The funds of the FTFCMBS were another matter.
‘Tomorrow I’m going to bring a friend to your house,’ said January. ‘A white man, a lawyer.’ Or a white man who happened to have a lawyer’s business card in his pocket, anyway. ‘I want you to write out an authorization for him to go through your brother’s papers and effects. I’m pretty certain your mother won’t allow me to care for Martin – she may not even permit you to visit him, or visit him herself, for fear of having someone “suspect”. And we need the contents of his desk.’
‘All right.’
‘Get Martin to sign the authorization if you can, but I doubt he’ll be able to.’
‘No,’ said Quennell. ‘I know the look, and I see it in his face. And you’re right.’ He pushed up his spectacles again to rub his eyes. ‘Even she won’t go to him once he’s back at McPhearson’s.’ January recognized the name of the small residential hotel on Dryades Street, almost to the city limits – as far uptown as one could get and still be able to walk to work at the Mississippi and Balize. Expensive, but of course a man who was presenting himself as an up-and-coming speculator in city lots couldn’t be seen, by the wealthy, to be living in a boarding house. ‘Nothing must “spoil his chances”. Even now.’
‘Let her have her comfort,’ said January. ‘In a week it will be as much a part of the past as George Washington.’
Quennell nodded. He had comforted half the bereaved of the
libres
in the French Town: husbands who had lost wives untimely, women left suddenly without the spouses of forty years. Children who had closed their parents’ eyes, parents who had closed their children’s. Not all of those partings had been free of bitterness. It was now his turn.

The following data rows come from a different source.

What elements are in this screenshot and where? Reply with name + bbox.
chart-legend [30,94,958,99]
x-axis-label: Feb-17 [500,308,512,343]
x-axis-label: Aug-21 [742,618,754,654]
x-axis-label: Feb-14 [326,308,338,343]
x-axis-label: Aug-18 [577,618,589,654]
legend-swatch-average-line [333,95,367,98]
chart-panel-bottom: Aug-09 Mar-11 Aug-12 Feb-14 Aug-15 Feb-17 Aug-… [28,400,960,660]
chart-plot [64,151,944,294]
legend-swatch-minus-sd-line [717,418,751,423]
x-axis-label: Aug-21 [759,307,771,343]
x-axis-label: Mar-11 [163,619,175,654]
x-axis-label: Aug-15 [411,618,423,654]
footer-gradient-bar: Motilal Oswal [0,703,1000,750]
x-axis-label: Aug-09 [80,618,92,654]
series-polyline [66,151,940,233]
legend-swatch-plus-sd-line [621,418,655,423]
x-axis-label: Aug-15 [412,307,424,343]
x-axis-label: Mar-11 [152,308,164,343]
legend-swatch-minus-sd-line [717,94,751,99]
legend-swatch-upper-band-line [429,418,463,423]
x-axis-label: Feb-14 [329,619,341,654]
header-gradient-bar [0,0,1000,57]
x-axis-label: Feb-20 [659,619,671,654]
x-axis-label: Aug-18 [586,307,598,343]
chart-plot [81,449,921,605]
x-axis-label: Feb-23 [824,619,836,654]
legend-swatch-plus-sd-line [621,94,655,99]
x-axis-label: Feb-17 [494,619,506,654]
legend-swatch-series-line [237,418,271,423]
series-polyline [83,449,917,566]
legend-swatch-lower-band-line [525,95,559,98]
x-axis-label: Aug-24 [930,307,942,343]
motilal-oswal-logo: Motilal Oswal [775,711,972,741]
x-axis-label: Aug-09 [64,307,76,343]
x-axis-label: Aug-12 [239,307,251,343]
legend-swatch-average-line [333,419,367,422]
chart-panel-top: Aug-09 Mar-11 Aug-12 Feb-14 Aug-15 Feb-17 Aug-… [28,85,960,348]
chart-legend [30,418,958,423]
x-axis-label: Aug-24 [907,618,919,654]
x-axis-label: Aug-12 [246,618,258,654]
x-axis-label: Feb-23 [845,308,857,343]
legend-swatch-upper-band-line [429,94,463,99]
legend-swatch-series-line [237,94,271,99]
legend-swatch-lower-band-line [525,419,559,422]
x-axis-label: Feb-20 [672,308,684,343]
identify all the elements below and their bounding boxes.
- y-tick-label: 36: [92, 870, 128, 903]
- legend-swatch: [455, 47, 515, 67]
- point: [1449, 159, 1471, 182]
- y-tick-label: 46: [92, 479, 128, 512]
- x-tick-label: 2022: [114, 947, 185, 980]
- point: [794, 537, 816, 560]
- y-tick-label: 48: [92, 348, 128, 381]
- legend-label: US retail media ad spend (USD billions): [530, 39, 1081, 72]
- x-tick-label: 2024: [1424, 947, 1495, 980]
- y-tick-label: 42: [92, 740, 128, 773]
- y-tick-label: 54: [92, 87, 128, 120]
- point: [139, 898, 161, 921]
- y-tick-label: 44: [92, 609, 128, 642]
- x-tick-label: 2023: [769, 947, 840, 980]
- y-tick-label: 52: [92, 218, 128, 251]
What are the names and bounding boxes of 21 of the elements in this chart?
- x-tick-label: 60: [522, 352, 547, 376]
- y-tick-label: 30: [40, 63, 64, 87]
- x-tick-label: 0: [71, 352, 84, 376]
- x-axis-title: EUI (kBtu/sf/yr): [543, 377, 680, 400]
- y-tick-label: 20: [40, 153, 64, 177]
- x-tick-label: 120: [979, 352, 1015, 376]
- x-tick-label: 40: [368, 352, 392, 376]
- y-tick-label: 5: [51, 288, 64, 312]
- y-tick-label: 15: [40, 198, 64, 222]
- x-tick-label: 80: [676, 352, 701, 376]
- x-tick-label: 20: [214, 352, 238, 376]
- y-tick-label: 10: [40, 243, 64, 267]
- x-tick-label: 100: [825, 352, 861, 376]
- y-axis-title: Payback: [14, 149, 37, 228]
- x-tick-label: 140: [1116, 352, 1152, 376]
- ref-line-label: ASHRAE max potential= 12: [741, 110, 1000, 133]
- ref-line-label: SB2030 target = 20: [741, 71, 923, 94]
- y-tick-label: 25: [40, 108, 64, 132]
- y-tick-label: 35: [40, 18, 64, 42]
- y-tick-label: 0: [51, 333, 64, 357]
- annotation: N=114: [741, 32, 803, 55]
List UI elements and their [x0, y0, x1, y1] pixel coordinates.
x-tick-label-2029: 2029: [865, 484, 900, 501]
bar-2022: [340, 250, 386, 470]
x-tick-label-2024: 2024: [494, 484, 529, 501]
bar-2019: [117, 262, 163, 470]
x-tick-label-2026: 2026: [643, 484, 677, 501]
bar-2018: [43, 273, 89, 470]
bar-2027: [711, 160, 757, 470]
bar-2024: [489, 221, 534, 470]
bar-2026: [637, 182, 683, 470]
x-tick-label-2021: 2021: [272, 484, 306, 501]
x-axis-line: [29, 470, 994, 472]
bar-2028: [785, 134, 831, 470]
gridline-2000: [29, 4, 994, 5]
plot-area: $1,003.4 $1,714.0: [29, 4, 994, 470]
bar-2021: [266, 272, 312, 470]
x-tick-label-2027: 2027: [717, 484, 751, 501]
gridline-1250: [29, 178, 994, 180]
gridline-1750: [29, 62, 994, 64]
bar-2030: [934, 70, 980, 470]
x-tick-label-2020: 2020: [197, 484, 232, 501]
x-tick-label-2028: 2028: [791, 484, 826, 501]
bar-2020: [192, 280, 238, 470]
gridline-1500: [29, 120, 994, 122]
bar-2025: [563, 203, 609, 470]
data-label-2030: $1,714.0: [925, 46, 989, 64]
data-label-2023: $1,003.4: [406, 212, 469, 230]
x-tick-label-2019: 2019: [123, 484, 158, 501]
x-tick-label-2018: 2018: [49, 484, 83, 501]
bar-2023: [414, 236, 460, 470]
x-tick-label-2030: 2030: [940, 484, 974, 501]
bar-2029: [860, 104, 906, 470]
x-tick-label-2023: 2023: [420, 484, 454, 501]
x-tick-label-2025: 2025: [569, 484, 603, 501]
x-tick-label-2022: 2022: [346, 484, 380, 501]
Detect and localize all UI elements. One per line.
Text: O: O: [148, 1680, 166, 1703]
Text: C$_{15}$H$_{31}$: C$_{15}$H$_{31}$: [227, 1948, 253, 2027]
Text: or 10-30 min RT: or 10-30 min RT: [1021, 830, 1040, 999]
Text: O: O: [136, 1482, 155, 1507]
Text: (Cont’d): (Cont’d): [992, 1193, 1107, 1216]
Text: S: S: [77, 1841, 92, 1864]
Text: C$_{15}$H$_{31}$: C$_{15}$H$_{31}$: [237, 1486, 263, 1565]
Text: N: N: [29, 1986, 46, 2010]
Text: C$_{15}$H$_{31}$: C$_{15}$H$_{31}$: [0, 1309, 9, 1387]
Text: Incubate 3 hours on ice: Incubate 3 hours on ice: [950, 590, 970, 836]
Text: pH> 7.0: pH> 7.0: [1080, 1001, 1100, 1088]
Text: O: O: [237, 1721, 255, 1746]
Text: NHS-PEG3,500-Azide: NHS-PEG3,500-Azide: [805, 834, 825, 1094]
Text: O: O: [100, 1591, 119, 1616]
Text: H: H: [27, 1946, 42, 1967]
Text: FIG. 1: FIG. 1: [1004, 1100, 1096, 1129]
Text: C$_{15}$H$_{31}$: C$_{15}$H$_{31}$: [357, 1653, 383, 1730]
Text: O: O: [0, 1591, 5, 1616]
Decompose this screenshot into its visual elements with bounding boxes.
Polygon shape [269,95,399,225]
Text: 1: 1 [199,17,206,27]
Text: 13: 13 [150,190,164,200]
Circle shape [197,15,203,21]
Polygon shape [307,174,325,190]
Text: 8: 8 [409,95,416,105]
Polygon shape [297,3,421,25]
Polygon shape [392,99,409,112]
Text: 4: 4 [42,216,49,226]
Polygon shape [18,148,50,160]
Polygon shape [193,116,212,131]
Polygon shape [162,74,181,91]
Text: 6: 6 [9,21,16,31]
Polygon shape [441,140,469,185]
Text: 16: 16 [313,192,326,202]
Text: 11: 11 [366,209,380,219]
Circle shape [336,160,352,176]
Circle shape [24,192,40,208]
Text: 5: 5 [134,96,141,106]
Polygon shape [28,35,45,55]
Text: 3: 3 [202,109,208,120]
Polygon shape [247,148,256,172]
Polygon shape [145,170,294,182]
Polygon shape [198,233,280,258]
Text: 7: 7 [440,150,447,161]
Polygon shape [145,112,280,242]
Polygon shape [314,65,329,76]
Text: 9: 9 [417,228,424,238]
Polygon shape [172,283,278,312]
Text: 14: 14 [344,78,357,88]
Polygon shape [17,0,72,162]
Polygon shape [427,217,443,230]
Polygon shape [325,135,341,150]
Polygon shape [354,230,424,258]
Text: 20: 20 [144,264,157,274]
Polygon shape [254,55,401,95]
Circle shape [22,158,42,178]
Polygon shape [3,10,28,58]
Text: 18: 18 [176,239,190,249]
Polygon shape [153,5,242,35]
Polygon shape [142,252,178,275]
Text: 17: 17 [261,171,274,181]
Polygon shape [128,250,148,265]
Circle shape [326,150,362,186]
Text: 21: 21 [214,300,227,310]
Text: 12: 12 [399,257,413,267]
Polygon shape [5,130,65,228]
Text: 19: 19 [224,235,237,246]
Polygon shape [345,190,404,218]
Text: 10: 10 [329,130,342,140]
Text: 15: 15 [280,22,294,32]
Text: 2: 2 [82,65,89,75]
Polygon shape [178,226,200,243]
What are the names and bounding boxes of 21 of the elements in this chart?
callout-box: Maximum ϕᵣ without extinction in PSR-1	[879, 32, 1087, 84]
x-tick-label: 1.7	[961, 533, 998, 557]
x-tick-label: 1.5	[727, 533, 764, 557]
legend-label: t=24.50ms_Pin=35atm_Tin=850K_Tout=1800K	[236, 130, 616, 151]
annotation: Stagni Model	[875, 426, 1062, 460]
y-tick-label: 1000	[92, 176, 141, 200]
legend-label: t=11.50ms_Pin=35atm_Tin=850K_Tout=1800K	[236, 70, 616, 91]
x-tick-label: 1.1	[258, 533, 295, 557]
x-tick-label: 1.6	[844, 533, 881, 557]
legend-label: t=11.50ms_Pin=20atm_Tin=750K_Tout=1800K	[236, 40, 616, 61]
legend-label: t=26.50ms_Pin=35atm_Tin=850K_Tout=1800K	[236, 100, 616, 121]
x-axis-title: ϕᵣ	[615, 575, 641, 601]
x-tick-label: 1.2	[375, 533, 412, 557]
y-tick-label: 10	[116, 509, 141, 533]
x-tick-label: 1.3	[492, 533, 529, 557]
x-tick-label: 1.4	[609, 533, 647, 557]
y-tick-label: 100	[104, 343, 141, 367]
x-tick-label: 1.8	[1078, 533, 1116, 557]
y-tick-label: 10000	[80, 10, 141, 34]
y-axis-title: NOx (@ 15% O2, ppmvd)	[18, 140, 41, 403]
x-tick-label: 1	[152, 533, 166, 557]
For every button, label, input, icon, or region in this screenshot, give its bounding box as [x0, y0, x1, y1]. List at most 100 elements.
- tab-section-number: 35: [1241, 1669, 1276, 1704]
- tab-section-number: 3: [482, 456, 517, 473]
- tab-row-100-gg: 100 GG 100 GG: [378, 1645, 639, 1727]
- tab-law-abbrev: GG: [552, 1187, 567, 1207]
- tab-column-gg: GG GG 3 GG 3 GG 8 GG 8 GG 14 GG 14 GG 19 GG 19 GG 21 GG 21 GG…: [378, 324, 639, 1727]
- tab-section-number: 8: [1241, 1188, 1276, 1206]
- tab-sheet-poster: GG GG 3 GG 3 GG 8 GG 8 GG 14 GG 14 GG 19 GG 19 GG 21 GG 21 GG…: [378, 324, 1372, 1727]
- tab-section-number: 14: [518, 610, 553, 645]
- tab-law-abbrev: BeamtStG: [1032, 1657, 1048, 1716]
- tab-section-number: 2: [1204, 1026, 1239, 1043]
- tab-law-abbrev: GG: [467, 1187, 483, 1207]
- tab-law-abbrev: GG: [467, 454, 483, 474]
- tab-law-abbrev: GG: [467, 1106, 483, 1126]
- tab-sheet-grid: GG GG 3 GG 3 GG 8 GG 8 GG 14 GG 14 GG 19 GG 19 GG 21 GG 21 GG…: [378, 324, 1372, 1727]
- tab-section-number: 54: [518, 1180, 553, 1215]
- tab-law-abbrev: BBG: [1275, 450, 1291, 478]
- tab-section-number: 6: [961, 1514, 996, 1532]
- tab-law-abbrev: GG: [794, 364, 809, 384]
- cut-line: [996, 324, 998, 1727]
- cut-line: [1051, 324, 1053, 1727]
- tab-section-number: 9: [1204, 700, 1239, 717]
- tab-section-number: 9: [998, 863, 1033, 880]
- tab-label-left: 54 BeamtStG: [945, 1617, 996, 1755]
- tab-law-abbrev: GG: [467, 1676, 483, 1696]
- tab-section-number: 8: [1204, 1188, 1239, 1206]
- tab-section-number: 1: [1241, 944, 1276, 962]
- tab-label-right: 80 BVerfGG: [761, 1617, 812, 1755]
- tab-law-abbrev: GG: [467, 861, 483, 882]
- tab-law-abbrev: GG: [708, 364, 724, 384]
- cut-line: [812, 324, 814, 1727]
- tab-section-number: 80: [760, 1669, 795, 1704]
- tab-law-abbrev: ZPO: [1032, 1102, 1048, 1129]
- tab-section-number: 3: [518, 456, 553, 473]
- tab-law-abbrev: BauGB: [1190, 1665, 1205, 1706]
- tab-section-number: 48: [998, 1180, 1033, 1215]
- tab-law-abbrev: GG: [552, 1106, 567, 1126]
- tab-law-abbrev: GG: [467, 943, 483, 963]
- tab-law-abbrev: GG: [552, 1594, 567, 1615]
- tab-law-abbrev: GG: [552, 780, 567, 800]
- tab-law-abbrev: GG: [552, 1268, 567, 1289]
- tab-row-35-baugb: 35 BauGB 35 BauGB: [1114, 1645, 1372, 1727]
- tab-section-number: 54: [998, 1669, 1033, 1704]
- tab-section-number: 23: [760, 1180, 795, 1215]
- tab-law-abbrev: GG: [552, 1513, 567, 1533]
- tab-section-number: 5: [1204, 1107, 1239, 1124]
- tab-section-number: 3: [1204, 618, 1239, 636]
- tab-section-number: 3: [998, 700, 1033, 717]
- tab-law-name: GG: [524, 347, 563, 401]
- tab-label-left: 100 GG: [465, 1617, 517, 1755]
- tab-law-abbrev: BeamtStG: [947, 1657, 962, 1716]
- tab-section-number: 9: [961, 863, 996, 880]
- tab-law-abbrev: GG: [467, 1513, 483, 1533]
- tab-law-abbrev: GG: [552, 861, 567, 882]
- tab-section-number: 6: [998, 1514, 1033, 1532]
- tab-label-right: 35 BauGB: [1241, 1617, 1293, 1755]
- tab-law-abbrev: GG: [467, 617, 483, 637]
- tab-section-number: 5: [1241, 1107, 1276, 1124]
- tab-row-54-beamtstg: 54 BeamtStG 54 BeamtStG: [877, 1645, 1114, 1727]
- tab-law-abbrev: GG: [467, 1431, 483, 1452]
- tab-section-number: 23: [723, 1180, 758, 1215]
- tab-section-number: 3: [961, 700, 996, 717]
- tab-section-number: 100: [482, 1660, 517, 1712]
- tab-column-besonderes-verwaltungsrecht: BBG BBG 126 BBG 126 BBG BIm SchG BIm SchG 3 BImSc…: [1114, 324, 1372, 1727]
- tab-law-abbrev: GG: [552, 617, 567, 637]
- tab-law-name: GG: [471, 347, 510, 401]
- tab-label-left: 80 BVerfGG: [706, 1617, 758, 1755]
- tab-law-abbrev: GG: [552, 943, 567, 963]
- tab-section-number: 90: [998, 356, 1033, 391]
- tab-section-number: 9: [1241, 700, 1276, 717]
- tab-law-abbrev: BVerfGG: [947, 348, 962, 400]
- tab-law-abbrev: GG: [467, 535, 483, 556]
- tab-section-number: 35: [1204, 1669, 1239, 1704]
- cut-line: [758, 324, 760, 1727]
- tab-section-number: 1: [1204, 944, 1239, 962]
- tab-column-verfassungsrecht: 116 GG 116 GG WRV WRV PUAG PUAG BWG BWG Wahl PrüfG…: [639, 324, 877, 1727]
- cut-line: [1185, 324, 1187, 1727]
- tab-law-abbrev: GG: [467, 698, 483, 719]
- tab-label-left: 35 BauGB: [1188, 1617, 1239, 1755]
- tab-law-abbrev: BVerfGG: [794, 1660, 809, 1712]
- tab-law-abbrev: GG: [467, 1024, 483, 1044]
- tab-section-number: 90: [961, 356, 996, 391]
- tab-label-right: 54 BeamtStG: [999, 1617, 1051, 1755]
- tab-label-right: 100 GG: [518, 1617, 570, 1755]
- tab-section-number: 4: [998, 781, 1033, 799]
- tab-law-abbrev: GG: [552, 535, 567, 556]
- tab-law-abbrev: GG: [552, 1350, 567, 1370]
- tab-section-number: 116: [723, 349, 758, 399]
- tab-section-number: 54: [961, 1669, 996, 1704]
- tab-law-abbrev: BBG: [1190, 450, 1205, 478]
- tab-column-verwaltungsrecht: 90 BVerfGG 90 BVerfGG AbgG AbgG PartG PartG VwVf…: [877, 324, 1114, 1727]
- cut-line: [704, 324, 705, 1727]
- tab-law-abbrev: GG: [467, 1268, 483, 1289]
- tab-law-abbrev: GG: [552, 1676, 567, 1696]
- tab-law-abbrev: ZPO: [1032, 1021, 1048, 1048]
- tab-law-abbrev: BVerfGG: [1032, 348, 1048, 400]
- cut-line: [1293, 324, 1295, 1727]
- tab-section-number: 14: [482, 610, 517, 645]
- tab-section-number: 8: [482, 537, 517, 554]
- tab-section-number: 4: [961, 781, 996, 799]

Madame Quennell was saying softly, ‘Thank you, Didi. Beyond what I can say—’
‘It’s nothing, Corette. Truly.’ The two women embraced in the cloying dark. ‘I may be in the business of sin, but that doesn’t mean I’m not a Christian woman. I’ll send Auntie Saba to McPhearson’s, as soon as it’s light, to look after Martin until a regular nurse can be found. You may not find one until Monday. She’s dark enough,’ the Countess added, when the other woman drew in breath to protest. ‘Nobody’s going to think she’s family. Not like if they saw you, or Beau, there. And I’ll send Hughie for Pere Eugenius—’
‘No!’ Corette Quennell caught her hand. ‘No, you can’t. Martin was always . . . He says that the Protestants uptown, they know that we here are Catholics. That even that may cause someone to suspect.’
‘Corette, you’d let him risk dying in sin, rather than—’
‘He’s not going to die!’ insisted Madame Quennell. ‘Don’t say that! And he – Didi, you know how people are. You know how the
blankittes
are in this town. They all know – they all watch – for who might be
passe blanc
. . . You’ve seen how they study each other’s hair and fingernails and the shapes of their noses. You’ve heard how they whisper, “Well, maybe
this
one is,” and, “Maybe
that
one’s been lying all along.” Didi, think. My son has a chance to escape, this one chance. Even a whisper, and of course M’sieu Schurtz would shout it all over town rather than have the other blankittes saying that he knew all along and didn’t speak . . . I can’t let anything spoil all he has worked for.’